Premièrement, le tracé du marathon bruxellois se veut exigeant, de quoi effrayer les amateurs du chrono, qui prennent volontiers la direction de Berlin pour exploser les records. "Il y a notamment la montée de l’avenue de Tervuren, à 1 km de l’arrivée. Il a effectivement la réputation de ne pas être très roulant" admet Olivier, habitué de l’épreuve.

Il est vrai qu’avec ses 500m de dénivelé positif, le tracé complique encore un peu plus l’effort déjà intense pour les mollets. Du coup, un autre public se présente au départ. Il est composé de novices… Ou de traileurs comme Julie, venue de France pour l’occasion. "C’est vrai que ça monte pas mal pour un marathon. Mais nous, on fait du trail.
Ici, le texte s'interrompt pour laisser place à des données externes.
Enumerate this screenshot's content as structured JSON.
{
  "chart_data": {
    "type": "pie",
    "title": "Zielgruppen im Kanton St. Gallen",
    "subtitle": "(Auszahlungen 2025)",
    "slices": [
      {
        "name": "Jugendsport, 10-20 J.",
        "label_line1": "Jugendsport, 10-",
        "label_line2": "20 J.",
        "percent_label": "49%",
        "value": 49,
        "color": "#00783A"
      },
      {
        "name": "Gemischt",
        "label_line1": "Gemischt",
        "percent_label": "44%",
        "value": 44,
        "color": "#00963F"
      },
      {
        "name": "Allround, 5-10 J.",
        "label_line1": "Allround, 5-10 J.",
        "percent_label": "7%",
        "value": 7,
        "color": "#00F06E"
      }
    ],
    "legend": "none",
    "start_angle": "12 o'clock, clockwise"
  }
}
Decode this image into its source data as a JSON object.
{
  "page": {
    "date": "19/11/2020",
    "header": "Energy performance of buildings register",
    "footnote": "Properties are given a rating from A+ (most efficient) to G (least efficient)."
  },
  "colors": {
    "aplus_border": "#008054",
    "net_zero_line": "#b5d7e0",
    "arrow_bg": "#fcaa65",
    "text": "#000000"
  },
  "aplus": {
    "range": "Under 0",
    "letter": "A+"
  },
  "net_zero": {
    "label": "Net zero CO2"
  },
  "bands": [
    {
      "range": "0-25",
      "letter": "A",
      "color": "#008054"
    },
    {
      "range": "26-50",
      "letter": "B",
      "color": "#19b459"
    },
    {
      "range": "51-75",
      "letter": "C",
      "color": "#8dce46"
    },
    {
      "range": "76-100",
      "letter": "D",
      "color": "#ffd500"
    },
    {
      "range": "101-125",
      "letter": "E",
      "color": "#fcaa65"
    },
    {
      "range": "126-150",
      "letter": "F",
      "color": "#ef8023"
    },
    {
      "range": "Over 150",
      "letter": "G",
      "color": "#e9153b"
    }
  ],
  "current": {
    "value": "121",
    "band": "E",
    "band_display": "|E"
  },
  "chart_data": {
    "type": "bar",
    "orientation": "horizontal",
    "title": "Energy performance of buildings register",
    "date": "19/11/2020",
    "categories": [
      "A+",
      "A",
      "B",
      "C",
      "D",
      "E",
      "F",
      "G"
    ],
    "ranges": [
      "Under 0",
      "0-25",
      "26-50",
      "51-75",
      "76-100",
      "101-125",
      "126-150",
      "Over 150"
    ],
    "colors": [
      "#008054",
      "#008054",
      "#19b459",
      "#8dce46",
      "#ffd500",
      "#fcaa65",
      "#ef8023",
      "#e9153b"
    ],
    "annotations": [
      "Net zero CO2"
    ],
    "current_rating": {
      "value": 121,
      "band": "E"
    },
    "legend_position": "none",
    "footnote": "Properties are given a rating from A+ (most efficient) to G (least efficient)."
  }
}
Et puis, ça monte aussi chez nous donc ça rajoute du challenge pour ma première expérience".

Outre le caractère corsé du parcours, il y a également la volonté des organisateurs de maintenir l’aspect familial de l’événement. Avec un semi-marathon, un mini-marathon (6,5km) ou encore une course pour les enfants, c’est une journée pour toute la famille qui est proposée par la société Golazo, dont Geert van Goolen est le porte-parole. "Il faut regarder l’ensemble. Nous proposons toute sorte de courses pour toute la famille. C’est l’évènement dans son ensemble que nous souhaitons faire prospérer, pas uniquement le marathon".

Car si le taux de participant sur la catégorie reine reste stable, ce sont bien 17.000 personnes qui ont foulé les pavés du Cinquantenaire, ce dimanche. Un chiffre, lui, en augmentation.